Advice for the newly diagnosed with medical family members

This morning a newly diagnosed melanoma patient posted a query on the Melanoma Research Foundations’ Melanoma Patients Information Page seeking advice on how to deal with all the new information she was learning about melanoma – sentinel nodes, wide local excision, micrometastases, Stage 3, 5-year prognosis, complete lymph node dissection, lymphedema. Her story was full of information she got from her brother, an oncologist but not a melanoma specialist, and her father, an orthopedic surgeon.

Her statement that all the statistics meant nothing to her at this point prompted me to reply. I’m cross-posting my response to her here. If you follow MPIP you can skip the rest.

[It looks like you have] some complex "stuff" to deal with. Not your melanoma, necessarily, but definitely the family situation!

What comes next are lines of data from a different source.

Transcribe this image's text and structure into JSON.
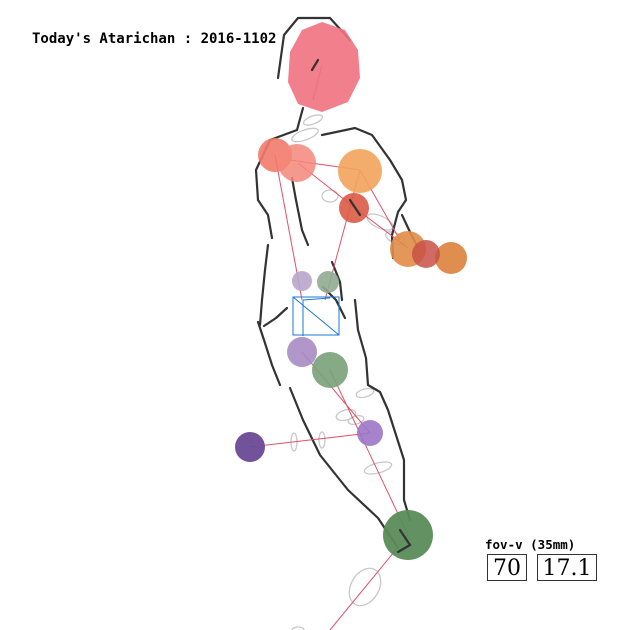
{
  "title": "Today's Atarichan : 2016-1102",
  "fov": {
    "label": "fov-v  (35mm)",
    "value": "70",
    "focal": "17.1"
  },
  "colors": {
    "head": "#f0717f",
    "skeleton_line": "#e0506a",
    "outline": "#333333",
    "ring": "#c8c8c8",
    "pelvis_box": "#1e78d2",
    "shoulder_left": "#f27a6c",
    "shoulder_right": "#f2a35c",
    "elbow": "#dc5a46",
    "hand": "#dc823c",
    "hip": "#a98bc4",
    "knee": "#9b75c8",
    "foot_left": "#6a4a96",
    "leg": "#6e9a6e",
    "foot_right": "#5a8c5a"
  }
}
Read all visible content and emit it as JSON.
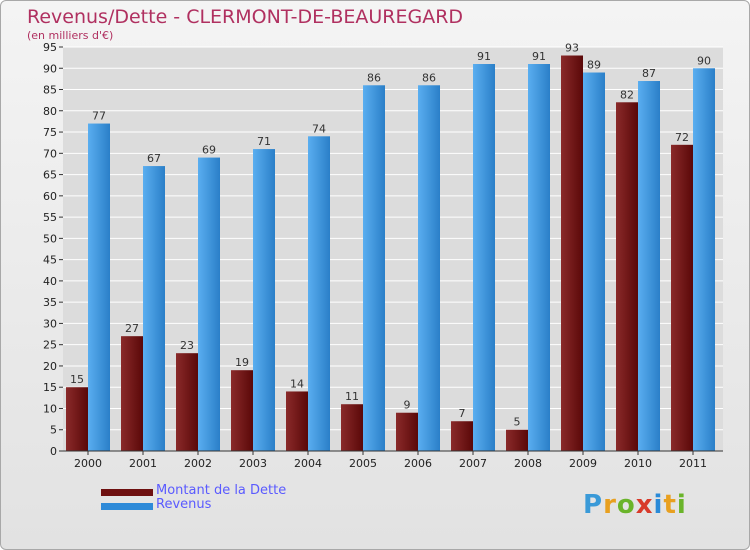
{
  "header": {
    "title": "Revenus/Dette - CLERMONT-DE-BEAUREGARD",
    "subtitle": "(en milliers d'€)"
  },
  "colors": {
    "title": "#b03060",
    "dette": "#6e1010",
    "revenus": "#2e8ad8",
    "legend_text": "#5a5aff",
    "grid": "#ffffff",
    "axis_text": "#222222"
  },
  "legend": {
    "items": [
      {
        "label": "Montant de la Dette",
        "color": "#6e1010"
      },
      {
        "label": "Revenus",
        "color": "#2e8ad8"
      }
    ]
  },
  "logo": {
    "text": "Proxiti"
  },
  "chart_data": {
    "type": "bar",
    "categories": [
      "2000",
      "2001",
      "2002",
      "2003",
      "2004",
      "2005",
      "2006",
      "2007",
      "2008",
      "2009",
      "2010",
      "2011"
    ],
    "series": [
      {
        "name": "Montant de la Dette",
        "values": [
          15,
          27,
          23,
          19,
          14,
          11,
          9,
          7,
          5,
          93,
          82,
          72
        ]
      },
      {
        "name": "Revenus",
        "values": [
          77,
          67,
          69,
          71,
          74,
          86,
          86,
          91,
          91,
          89,
          87,
          90
        ]
      }
    ],
    "title": "Revenus/Dette - CLERMONT-DE-BEAUREGARD",
    "subtitle": "(en milliers d'€)",
    "xlabel": "",
    "ylabel": "",
    "ylim": [
      0,
      95
    ],
    "ytick_step": 5,
    "grid": true,
    "legend_position": "bottom-left"
  }
}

I'm the daughter of a pediatrician, and that was helpful when my kids were little - I checked every little thing with my father and generally found a way to make sure he was satisfied with our decisions regarding his granddaughters' medical care. He was just one of several medical people in our lives. When my husband got a (Stage 4 metastatic) melanoma diagnosis in 2012 I turned to my cousin-in-law all on the opposite coast  because she's a pediatric dermatologist. She put me directly in touch with the head of the melanoma program at our hospital, who trained in her department several years ago and whom she knew very well. She did not try to give us advice, other than to see to it that we were consulting with someone who understood melanoma at the highest level possible. And, most important, she assured us that she would help us understand anything our chosen melanoma specialist said.

Long story short - the initial staging from the pathology report is not what we now understand. We have been dealing with Stage IIB melanoma. Getting the communication channels open with the RIGHT people has been critical to our mental health, particularly in those early weeks.

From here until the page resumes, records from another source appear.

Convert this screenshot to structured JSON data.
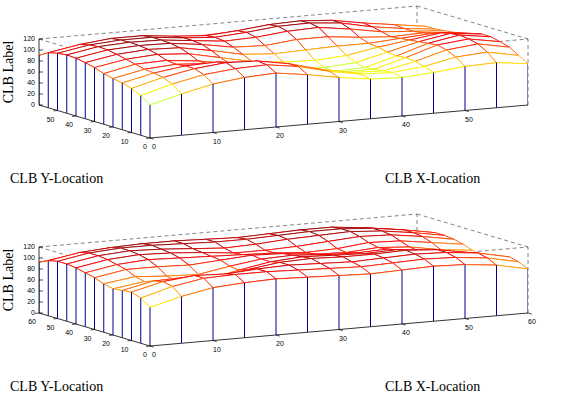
{
  "chart_data": [
    {
      "type": "surface",
      "xlabel": "CLB X-Location",
      "ylabel": "CLB Y-Location",
      "zlabel": "CLB Label",
      "x": [
        0,
        5,
        10,
        15,
        20,
        25,
        30,
        35,
        40,
        45,
        50,
        55,
        60
      ],
      "y": [
        0,
        5,
        10,
        15,
        20,
        25,
        30,
        35,
        40,
        45,
        50,
        55,
        60
      ],
      "z": [
        [
          60,
          75,
          88,
          95,
          98,
          90,
          80,
          72,
          70,
          74,
          80,
          82,
          75
        ],
        [
          72,
          88,
          100,
          106,
          108,
          100,
          86,
          76,
          74,
          80,
          92,
          96,
          85
        ],
        [
          80,
          95,
          106,
          112,
          110,
          100,
          85,
          74,
          72,
          84,
          100,
          106,
          95
        ],
        [
          85,
          98,
          106,
          108,
          102,
          92,
          80,
          70,
          70,
          86,
          104,
          110,
          100
        ],
        [
          88,
          100,
          104,
          100,
          94,
          84,
          74,
          66,
          68,
          84,
          102,
          112,
          104
        ],
        [
          92,
          104,
          106,
          100,
          90,
          80,
          72,
          68,
          72,
          86,
          100,
          110,
          104
        ],
        [
          98,
          108,
          112,
          108,
          96,
          84,
          78,
          76,
          80,
          90,
          98,
          106,
          100
        ],
        [
          102,
          112,
          116,
          114,
          104,
          92,
          88,
          90,
          92,
          92,
          96,
          100,
          96
        ],
        [
          105,
          115,
          118,
          117,
          110,
          100,
          98,
          104,
          104,
          98,
          94,
          96,
          92
        ],
        [
          106,
          116,
          119,
          118,
          112,
          106,
          108,
          114,
          116,
          108,
          98,
          94,
          90
        ],
        [
          104,
          114,
          118,
          118,
          112,
          108,
          112,
          118,
          119,
          114,
          102,
          94,
          88
        ],
        [
          100,
          110,
          116,
          116,
          110,
          106,
          110,
          116,
          118,
          114,
          104,
          96,
          88
        ],
        [
          90,
          100,
          106,
          108,
          102,
          100,
          102,
          106,
          108,
          104,
          96,
          88,
          80
        ]
      ],
      "xlim": [
        0,
        60
      ],
      "ylim": [
        0,
        60
      ],
      "zlim": [
        0,
        120
      ],
      "xticks": [
        0,
        10,
        20,
        30,
        40,
        50
      ],
      "yticks": [
        0,
        10,
        20,
        30,
        40,
        50
      ],
      "zticks": [
        0,
        20,
        40,
        60,
        80,
        100,
        120
      ]
    },
    {
      "type": "surface",
      "xlabel": "CLB X-Location",
      "ylabel": "CLB Y-Location",
      "zlabel": "CLB Label",
      "x": [
        0,
        5,
        10,
        15,
        20,
        25,
        30,
        35,
        40,
        45,
        50,
        55,
        60
      ],
      "y": [
        0,
        5,
        10,
        15,
        20,
        25,
        30,
        35,
        40,
        45,
        50,
        55,
        60
      ],
      "z": [
        [
          70,
          85,
          96,
          100,
          102,
          100,
          98,
          96,
          98,
          100,
          98,
          92,
          80
        ],
        [
          82,
          98,
          108,
          110,
          110,
          108,
          106,
          104,
          106,
          108,
          106,
          100,
          88
        ],
        [
          88,
          102,
          108,
          106,
          110,
          112,
          110,
          108,
          110,
          112,
          110,
          104,
          92
        ],
        [
          86,
          98,
          100,
          96,
          104,
          112,
          114,
          112,
          112,
          114,
          110,
          100,
          88
        ],
        [
          84,
          92,
          88,
          86,
          98,
          108,
          112,
          110,
          108,
          110,
          104,
          92,
          84
        ],
        [
          88,
          96,
          92,
          90,
          100,
          108,
          110,
          106,
          104,
          106,
          98,
          86,
          80
        ],
        [
          94,
          104,
          104,
          102,
          106,
          110,
          108,
          102,
          100,
          104,
          100,
          90,
          84
        ],
        [
          98,
          108,
          112,
          110,
          108,
          106,
          104,
          100,
          102,
          108,
          106,
          98,
          90
        ],
        [
          102,
          112,
          116,
          114,
          110,
          104,
          104,
          106,
          110,
          114,
          112,
          104,
          94
        ],
        [
          104,
          114,
          118,
          116,
          112,
          108,
          110,
          114,
          116,
          118,
          114,
          106,
          96
        ],
        [
          104,
          114,
          118,
          118,
          116,
          114,
          114,
          116,
          118,
          118,
          114,
          106,
          96
        ],
        [
          100,
          110,
          114,
          116,
          116,
          114,
          112,
          114,
          116,
          116,
          110,
          102,
          92
        ],
        [
          92,
          100,
          106,
          108,
          108,
          106,
          104,
          106,
          108,
          106,
          100,
          94,
          86
        ]
      ],
      "xlim": [
        0,
        60
      ],
      "ylim": [
        0,
        60
      ],
      "zlim": [
        0,
        120
      ],
      "xticks": [
        0,
        10,
        20,
        30,
        40,
        50,
        60
      ],
      "yticks": [
        0,
        10,
        20,
        30,
        40,
        50,
        60
      ],
      "zticks": [
        0,
        20,
        40,
        60,
        80,
        100,
        120
      ]
    }
  ]
}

Your feeling that all the statistics mean nothing may not go away – and I recommend that you fight for that mental state. It's hard to ignore a brother who is much more knowledgeable about the subject than you are, but perhaps you can "gently" ask him to only give you constructive information. Also, he might be the conduit for information passing from your melanoma specialist to everyone else in your family – that could be quite useful. But I really hope you can find a melanoma specialist you connect with, one who gives you all the time you need to understand what's going on and where that fits into the limits of current knowledge about melanoma.

It’s great that your dad got your birth mark removed and then got you the wide local excision so quickly. You now have the initial pieces of information to understand what you are dealing with. Considering the rest of what you wrote and what's on your profile page (Stage III, primary depth 2mm-4mm), you can take the time now to decide what's next. 

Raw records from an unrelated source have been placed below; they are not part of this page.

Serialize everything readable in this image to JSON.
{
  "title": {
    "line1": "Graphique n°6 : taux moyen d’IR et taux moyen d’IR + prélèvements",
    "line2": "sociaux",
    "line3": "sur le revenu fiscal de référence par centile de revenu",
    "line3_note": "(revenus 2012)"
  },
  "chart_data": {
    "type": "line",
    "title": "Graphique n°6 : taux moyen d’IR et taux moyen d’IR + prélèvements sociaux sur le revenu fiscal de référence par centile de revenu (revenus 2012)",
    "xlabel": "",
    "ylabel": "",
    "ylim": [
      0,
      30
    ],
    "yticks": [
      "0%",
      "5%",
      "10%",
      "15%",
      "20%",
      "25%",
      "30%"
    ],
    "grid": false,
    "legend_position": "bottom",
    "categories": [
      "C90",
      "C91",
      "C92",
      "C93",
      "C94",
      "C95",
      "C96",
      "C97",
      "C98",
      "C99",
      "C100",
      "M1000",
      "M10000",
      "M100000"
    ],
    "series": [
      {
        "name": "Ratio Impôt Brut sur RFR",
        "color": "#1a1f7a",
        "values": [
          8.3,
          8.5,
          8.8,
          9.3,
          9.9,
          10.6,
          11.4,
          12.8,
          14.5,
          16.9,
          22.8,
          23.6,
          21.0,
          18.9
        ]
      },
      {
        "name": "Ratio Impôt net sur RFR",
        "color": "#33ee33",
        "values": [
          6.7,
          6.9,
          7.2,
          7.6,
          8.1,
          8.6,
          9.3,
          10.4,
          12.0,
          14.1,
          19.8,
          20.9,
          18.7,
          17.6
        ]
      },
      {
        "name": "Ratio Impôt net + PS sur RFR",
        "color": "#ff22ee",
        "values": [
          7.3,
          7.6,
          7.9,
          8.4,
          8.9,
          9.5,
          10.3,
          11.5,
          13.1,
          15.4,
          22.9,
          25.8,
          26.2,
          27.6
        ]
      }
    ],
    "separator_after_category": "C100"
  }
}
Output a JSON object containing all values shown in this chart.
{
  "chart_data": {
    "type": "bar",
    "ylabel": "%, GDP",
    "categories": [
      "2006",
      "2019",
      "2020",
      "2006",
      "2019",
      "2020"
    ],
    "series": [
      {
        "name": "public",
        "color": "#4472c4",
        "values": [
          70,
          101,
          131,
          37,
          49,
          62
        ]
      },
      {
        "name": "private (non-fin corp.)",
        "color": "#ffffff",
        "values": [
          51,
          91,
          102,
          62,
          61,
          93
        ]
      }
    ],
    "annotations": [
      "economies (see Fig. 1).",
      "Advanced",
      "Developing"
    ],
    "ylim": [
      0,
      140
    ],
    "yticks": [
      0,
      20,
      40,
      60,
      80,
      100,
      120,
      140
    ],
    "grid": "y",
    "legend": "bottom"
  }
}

A melanoma specialist can help you weigh the recent research report [referred to by another MPIP member in a previous reply] and help you decide whether a complete lymph node dissection is the right thing for you. Your instinct that this is a drastic step was correct. Follow that instinct and give yourself time to decide whether your case warrants taking that step – with a specialist at a Melanoma Center of Excellence whom you trust leading your team.

You have much to learn. Don't rush this surgery just because you (and your medical doctor family members) are scared.

Please come back and let us know how things are going and how we can help you get through whatever you decide to do next.